Most people around here are the other way around: if they have an nice house, good clothes, and esp. a new, clean car, they will accept an incredible amount of personal degradation.  In fact, they won’t even realize it, because it can be the norm for blacks, gays, women and drunks.  I dress in baggy old men’s work clothes, a “skin” that protects my disguise.  Stockton offers a whole chapter. 

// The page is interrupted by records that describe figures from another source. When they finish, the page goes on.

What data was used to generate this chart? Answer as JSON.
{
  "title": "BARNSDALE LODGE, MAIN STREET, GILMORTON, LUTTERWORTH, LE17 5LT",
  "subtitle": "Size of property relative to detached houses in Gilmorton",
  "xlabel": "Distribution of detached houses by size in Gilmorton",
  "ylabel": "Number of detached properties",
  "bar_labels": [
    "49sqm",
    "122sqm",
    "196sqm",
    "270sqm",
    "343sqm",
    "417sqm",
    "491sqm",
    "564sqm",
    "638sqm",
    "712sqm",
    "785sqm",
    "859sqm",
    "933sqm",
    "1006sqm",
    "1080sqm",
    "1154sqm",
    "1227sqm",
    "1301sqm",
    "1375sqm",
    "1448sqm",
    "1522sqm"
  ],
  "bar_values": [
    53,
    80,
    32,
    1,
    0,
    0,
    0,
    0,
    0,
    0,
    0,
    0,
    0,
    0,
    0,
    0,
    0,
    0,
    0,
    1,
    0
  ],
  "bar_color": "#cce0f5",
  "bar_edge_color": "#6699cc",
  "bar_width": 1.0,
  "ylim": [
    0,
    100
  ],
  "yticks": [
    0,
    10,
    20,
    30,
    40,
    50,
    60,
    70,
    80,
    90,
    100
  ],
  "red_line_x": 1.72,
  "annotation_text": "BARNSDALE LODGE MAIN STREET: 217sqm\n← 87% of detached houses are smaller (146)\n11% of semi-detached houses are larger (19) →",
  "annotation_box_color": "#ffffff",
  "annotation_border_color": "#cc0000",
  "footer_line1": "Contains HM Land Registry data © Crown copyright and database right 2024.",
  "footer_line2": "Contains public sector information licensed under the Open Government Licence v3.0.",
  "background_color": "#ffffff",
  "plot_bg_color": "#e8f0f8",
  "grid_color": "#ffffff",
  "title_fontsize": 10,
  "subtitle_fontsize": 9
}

There are a LOT of articles listed by Google that try to work out the relationship between guilt (usually defined as something you did that you knew you shouldn't do) and shame (something essential about yourself that is disgraceful, that can't be erased).  But I want to add a third factor that comes for me from aging:  frustration.  Something you want to do, have the ability to do, but are prevented from doing by circumstances outside your control.  The climate changes, the economy falls through, you catch a disease . . .you get old.

Jim Harrison

Now that I'm aging, I can't unscrew lids of containers, pull apart either the little blisters of meds or the plastic wraps on string cheese.  I can't hammer nails straight, see to thread a needle, and so on.  I'm often a little off balance, forget sequences like closing up the house at bedtime.  Jim Harrison has just died and I reflect that the one thing that I remember most vividly of his writing is a passage about him always forgetting how to take a bath and ending up sitting on his bed, still soaking, getting the bed wet.  He saw another world with that errant eye and went there.  In the end a friend (male) sat with him a little while and taught him a simple routine he has used ever since.

Did I forget what I was writing about?  Stockton's Chapter Two is entitled "Anal Economics in the History of Black Neighborhoods."  I need a couple of days to get the lid off it.